When it comes to pairing wine with fried fish, there are a few factors to consider. First and foremost, the cooking method of frying adds richness and intensity to the dish, so you'll want a wine that can stand up to that. Additionally, the type of fish you're frying can also impact the choice of wine.
For lighter, delicate white fish such as sole or cod, I would recommend a light white wine such as Sauvignon Blanc, Pinot Bianco, or Pinot Grigio. These wines have crisp acidity and fresh flavors that won't overpower the delicate flavors of the fish. They also have a good balance of fruitiness and minerality that can complement the slight richness from frying.
On the other hand, if you're frying a richer, oilier fish like salmon or trout, you can go for a slightly richer white wine such as Chardonnay. Look for a Chardonnay that has been aged in oak barrels, as this will impart a creamy texture and notes of vanilla and toast that can complement the richness of the fish. The oak aging can also add a touch of complexity to the wine, which can be a nice contrast to the simplicity of fried fish.
In terms of personal experiences, I remember a time when I fried up some fresh halibut and served it with a crisp, unoaked Chardonnay. The wine had bright acidity that cut through the richness of the fish, while the fruit flavors added a touch of sweetness that balanced out the savory flavors of the dish. It was a simple yet satisfying pairing that allowed the flavors of both the fish and the wine to shine.

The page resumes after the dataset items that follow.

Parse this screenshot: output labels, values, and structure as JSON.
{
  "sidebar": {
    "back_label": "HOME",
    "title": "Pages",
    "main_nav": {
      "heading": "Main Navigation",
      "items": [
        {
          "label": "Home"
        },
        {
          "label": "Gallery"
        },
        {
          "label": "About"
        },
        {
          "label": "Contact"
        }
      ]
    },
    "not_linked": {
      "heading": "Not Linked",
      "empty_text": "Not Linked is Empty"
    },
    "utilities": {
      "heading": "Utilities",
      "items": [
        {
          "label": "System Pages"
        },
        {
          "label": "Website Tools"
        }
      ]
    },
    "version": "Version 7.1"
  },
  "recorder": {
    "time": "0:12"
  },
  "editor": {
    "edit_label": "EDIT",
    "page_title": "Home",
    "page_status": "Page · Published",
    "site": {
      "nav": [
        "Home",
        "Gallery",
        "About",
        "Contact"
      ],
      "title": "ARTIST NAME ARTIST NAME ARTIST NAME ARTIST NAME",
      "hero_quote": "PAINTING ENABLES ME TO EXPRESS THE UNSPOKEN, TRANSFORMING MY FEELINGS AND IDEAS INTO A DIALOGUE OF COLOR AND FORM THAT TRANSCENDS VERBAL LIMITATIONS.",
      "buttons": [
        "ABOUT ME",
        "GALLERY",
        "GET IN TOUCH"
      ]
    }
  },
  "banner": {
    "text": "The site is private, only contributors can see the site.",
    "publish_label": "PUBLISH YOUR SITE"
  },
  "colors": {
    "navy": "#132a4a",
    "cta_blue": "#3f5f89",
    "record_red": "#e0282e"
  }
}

When it comes to pairing wine with fried fish, it's important to consider the cooking method and the type of fish. Light, delicate white fish can be paired with light white wines such as Sauvignon Blanc, Pinot Bianco, or Pinot Grigio. Richer, oilier fish can be paired with slightly richer white wines such as oak-aged Chardonnay. Ultimately, the best wine to pair with fried fish is a matter of personal preference, so don't be afraid to experiment and find the combination that works best for you.